Comprehensive analysis of RNA-seq kits for standard, low and ultra-low quantity samples

High-throughput RNA-sequencing has now become the gold standard method for whole-transcriptome gene expression analysis. It is widely used in a number of applications studying various transcriptomes of cells and tissues. It is also being increasingly considered for a number of clinical applications, including expression profiling for diagnostics or alternative transcripts detection. However, RNA sequencing can be challenging in some situations, for instance due to low input quantities or degraded RNA samples. Several protocols have been proposed to overcome some of these challenges, and many are available as commercial kits. Here we perform a comprehensive testing of three recent commercial technologies for RNA-seq library preparation (Truseq, Smarter and Smarter Ultra-Low) on human reference tissue preparations, for standard (1ug), low (100 and 10 ng) and ultra-low (< 1 ng) input quantities, and for mRNA and total RNA, stranded or unstranded. We analyze the results using read quality and alignments metrics, gene detection and differential gene expression metrics. Overall, we show that the Truseq kit performs well at 100 ng input quantity, while the Smarter kit shows degraded performances for 100 and 10 ng input quantities, and that the Smarter Ultra-Low kit performs quite well for input quantities < 1 ng. All the results are discussed in details, and we provide guidelines for the selection of a RNA-seq library preparation kits by biologists. Overall design: RNA-seq profiles of Human Universal Reference Total RNA (Clontech) and Human Brain reference RNA (Ambion) were generated by deep sequencing, in duplicate, using Illumina HiSeq2000 or 2500 sequencers.

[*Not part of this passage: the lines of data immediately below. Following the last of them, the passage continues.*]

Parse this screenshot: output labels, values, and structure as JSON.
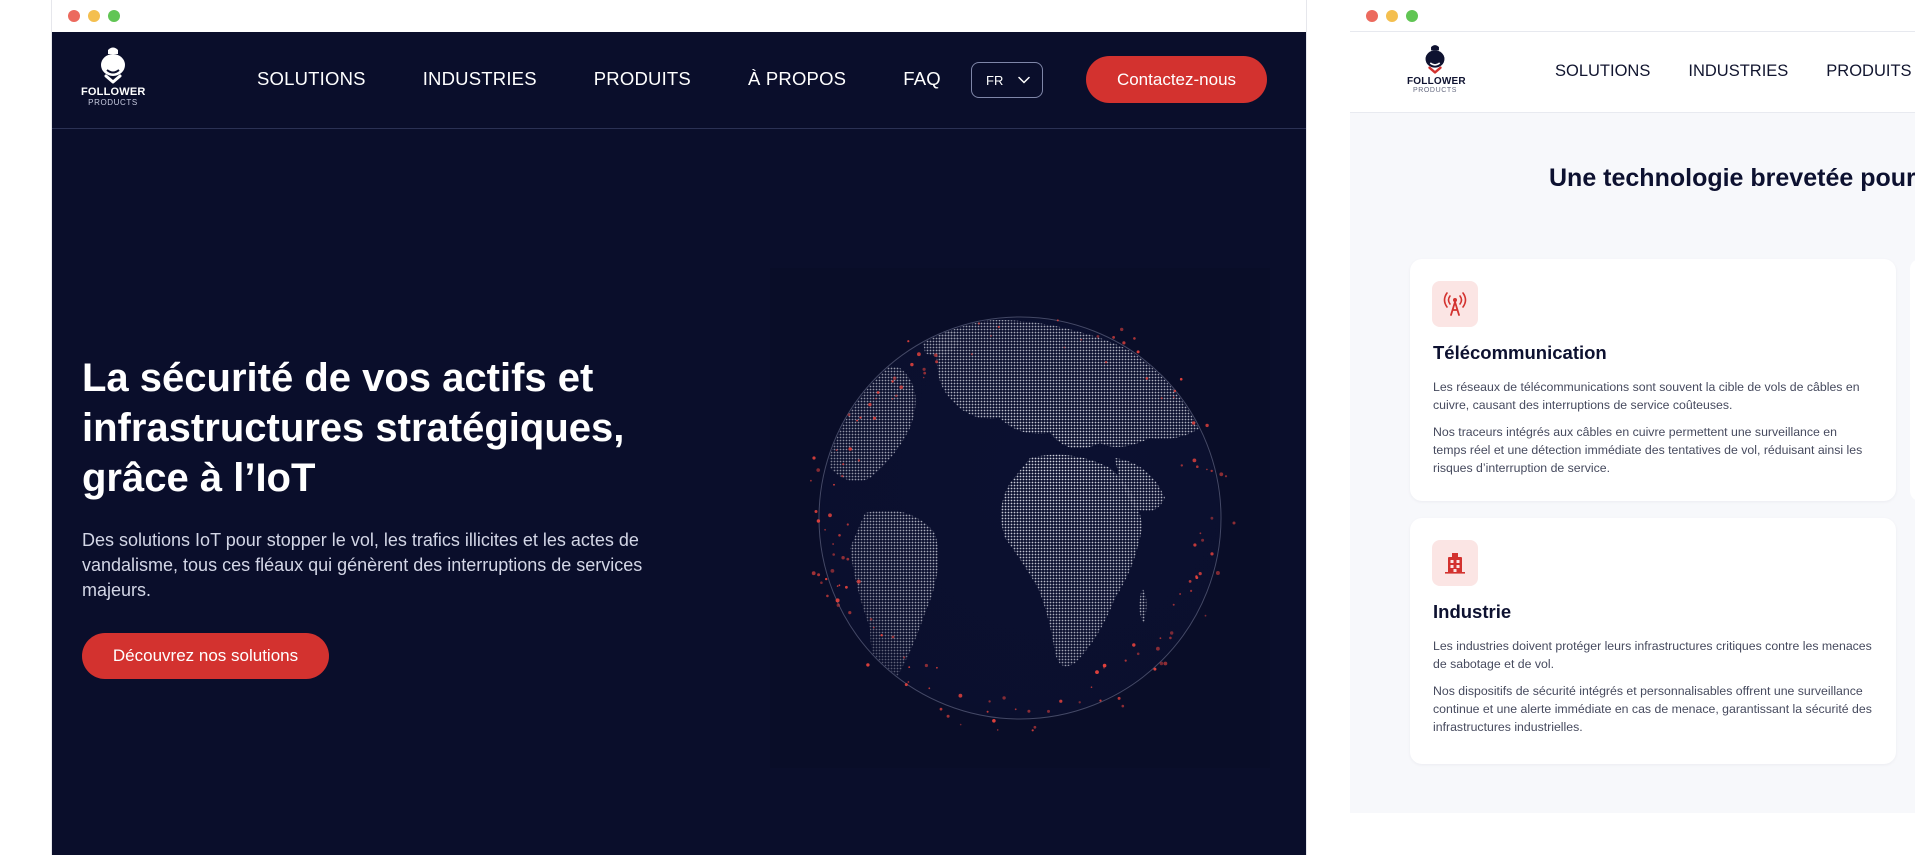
{
  "window1": {
    "logo": {
      "word": "FOLLOWER",
      "sub": "PRODUCTS"
    },
    "nav": [
      "SOLUTIONS",
      "INDUSTRIES",
      "PRODUITS",
      "À PROPOS",
      "FAQ"
    ],
    "language": "FR",
    "cta": "Contactez-nous",
    "hero": {
      "title": "La sécurité de vos actifs et infrastructures stratégiques, grâce à l’IoT",
      "subtitle": "Des solutions IoT pour stopper le vol, les trafics illicites et les actes de vandalisme, tous ces fléaux qui génèrent des interruptions de services majeurs.",
      "button": "Découvrez nos solutions",
      "image": "dotted-globe"
    },
    "colors": {
      "background": "#0a0e2b",
      "accent": "#d3322f"
    }
  },
  "window2": {
    "logo": {
      "word": "FOLLOWER",
      "sub": "PRODUCTS"
    },
    "nav": [
      "SOLUTIONS",
      "INDUSTRIES",
      "PRODUITS"
    ],
    "section_title": "Une technologie brevetée pour l",
    "cards": [
      {
        "icon": "antenna-tower-icon",
        "title": "Télécommunication",
        "p1": "Les réseaux de télécommunications sont souvent la cible de vols de câbles en cuivre, causant des interruptions de service coûteuses.",
        "p2": "Nos traceurs intégrés aux câbles en cuivre permettent une surveillance en temps réel et une détection immédiate des tentatives de vol, réduisant ainsi les risques d’interruption de service."
      },
      {
        "icon": "factory-building-icon",
        "title": "Industrie",
        "p1": "Les industries doivent protéger leurs infrastructures critiques contre les menaces de sabotage et de vol.",
        "p2": "Nos dispositifs de sécurité intégrés et personnalisables offrent une surveillance continue et une alerte immédiate en cas de menace, garantissant la sécurité des infrastructures industrielles."
      }
    ]
  }
}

高通量RNA测序（High-throughput RNA-sequencing）现已成为全转录组基因表达分析的金标准方法，被广泛应用于诸多针对细胞与组织各类转录组的研究之中，同时也日益被诸多临床应用所采纳，例如用于诊断的表达谱分析或可变转录本检测。不过在部分场景中RNA测序仍存在挑战，比如当起始样本量极低或RNA样品发生降解时。已有多种实验方案被提出以克服部分此类难题，其中诸多方案以商业化试剂盒的形式推出。本研究针对三种新近商业化的RNA-seq文库制备技术（Truseq、Smarter及Smarter Ultra-Low）开展了系统性测试，测试载体为人类参考组织样品，设置了标准（1μg）、低量（100 ng与10 ng）及超低量（<1 ng）三类起始投入量，同时覆盖mRNA与总RNA、链特异性与非链特异性的实验分组。本研究通过测序读段质量与比对评估指标、基因检出率以及差异基因表达分析指标对实验结果进行了全面分析。整体结果显示：Truseq试剂盒在100 ng起始投入量下表现优异；Smarter试剂盒在100 ng与10 ng投入量下性能出现退化；而Smarter Ultra-Low试剂盒则在<1 ng的超低起始投入量下表现良好。所有实验结果均进行了详细讨论，同时为生物学家选择RNA-seq文库制备试剂盒提供了规范化指导方案。整体实验设计：本研究借助Illumina HiSeq2000或2500测序平台，对人类通用参考总RNA（Clontech）及人类大脑参考RNA（Ambion）进行了深度测序，每个样品设置两次生物学重复。